The conference is slated for 9 a.m. to 4 p.m. June 4 at the Lowville fire hall on North State Street, with registration to begin at 8:45 a.m.

A $15 entry fee will cover lunch and refreshments provided by the Lowville Fire Department Ladies Auxiliary.

“We’re getting a very good response,” Mr. Bartow said.

Speakers will cover a range of topics including invasive species, recreation, economic development, stormwater and current and ongoing Black River Watershed projects.

“This year, we’re really trying to get a measurement of progress,” Mr. Bartow said.

The focus of watershed development tends to be both on improving water quality and residents’ quality of life through improved economic opportunities, he said.

Therefore, presentations on tangible results of both goals, including one on state regional economic development funding for communities in the watershed, are being planned.

“It’s nice to talk about things,” Mr. Bartow said. “It’s another thing to get things done.”

The Black River Watershed encompasses 1.2 million acres in Lewis, Jefferson, Herkimer, Oneida and Hamilton counties, including the city of Watertown, 37 towns and 18 villages.

While communities in different parts of the immense watershed obviously have divergent needs and wants, the intent of the conference is to identify common goals that may be pursued collectively, Mr. Bartow said.
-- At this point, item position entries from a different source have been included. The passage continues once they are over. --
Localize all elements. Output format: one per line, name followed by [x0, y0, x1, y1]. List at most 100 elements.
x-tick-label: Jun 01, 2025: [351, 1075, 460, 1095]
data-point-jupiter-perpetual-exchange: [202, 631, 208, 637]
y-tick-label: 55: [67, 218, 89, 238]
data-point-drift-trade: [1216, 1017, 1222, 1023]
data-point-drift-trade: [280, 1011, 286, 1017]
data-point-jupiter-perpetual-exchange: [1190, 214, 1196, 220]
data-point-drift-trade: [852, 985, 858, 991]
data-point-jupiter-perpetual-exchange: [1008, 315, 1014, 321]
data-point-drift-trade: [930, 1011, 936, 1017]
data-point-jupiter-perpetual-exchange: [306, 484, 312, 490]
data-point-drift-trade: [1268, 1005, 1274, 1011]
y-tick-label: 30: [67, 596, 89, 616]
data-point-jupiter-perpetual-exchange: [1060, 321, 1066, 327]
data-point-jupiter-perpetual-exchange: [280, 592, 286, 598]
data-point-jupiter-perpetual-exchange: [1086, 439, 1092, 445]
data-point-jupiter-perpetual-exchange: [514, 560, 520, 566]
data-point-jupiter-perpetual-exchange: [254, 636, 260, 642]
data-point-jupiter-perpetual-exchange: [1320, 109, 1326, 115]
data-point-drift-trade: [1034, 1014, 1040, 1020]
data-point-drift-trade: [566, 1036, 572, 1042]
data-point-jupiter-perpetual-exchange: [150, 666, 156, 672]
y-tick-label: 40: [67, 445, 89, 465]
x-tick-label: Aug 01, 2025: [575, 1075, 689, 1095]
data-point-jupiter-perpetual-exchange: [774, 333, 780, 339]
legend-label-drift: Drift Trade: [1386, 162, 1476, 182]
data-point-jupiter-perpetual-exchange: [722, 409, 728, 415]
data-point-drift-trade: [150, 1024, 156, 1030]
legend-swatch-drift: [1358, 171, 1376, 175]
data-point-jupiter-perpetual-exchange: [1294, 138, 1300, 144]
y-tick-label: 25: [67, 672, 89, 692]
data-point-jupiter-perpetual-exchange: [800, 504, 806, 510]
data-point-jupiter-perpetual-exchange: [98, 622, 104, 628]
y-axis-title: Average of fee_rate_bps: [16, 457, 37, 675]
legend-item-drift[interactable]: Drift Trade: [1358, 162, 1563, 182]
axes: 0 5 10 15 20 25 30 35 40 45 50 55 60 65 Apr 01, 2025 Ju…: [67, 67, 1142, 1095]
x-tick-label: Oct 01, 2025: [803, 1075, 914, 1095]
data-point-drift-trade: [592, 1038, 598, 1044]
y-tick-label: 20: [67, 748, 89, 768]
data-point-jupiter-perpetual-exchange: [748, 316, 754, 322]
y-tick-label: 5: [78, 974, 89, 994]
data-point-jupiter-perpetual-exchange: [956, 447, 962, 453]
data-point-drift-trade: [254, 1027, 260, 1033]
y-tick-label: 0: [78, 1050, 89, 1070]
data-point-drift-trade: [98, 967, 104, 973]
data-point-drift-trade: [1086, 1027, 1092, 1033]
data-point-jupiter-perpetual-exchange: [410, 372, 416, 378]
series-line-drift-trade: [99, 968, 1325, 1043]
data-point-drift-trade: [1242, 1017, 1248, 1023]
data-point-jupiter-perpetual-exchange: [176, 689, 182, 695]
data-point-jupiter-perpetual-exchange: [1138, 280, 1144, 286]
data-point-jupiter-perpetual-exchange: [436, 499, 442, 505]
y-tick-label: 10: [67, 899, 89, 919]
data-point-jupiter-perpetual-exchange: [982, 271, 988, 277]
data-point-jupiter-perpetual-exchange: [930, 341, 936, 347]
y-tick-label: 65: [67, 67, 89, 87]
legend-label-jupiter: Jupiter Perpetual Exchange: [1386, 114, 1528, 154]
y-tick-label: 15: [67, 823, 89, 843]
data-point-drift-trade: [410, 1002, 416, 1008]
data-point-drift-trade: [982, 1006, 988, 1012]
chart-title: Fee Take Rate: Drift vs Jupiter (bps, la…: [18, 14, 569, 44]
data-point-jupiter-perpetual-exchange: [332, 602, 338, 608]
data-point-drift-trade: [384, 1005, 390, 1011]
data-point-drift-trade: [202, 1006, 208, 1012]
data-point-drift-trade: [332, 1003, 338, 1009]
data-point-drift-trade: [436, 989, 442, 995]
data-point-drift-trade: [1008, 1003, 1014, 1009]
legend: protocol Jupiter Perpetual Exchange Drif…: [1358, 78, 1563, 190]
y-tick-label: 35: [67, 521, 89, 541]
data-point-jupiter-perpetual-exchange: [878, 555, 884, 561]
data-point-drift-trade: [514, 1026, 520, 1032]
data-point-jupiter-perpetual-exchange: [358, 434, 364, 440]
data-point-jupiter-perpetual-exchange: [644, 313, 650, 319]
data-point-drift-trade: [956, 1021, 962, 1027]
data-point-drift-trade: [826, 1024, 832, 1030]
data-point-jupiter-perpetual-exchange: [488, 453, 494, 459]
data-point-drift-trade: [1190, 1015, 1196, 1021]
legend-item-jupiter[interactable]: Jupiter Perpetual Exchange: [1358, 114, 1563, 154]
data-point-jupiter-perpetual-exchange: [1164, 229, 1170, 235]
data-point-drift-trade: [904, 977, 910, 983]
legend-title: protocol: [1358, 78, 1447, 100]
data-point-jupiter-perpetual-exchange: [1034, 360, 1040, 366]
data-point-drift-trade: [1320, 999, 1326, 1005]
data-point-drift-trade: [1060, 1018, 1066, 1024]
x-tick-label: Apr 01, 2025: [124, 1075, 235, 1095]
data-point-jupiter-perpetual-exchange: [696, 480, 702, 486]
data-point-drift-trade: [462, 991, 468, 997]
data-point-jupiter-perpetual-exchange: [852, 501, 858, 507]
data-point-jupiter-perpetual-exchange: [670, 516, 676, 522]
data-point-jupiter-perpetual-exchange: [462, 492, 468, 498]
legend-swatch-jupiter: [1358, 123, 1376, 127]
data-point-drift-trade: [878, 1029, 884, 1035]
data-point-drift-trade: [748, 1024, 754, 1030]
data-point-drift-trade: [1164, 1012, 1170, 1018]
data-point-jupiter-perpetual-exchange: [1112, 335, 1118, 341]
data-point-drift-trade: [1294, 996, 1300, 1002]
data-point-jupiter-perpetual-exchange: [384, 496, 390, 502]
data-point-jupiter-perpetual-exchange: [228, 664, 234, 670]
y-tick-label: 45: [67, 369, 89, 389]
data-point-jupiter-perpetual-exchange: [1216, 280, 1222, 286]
That is particularly important in a time of dwindling grant funding, he said.

“We’re a bigger political force together than we are individually,” Mr. Bartow said.

The annual conference, held in Croghan and Carthage the past two years, was one of the recommendations included in the Black River Watershed Management Plan produced in 2010.

“It helps us keep the document alive,” Mr. Bartow said.

Registered attendance at the first two conferences was 59 and 61, respectively, and more than 50 people were already registered for this year’s event at the end of the day Thursday, he said.

“It seems to grow a little bit every year,” Mr. Bartow said.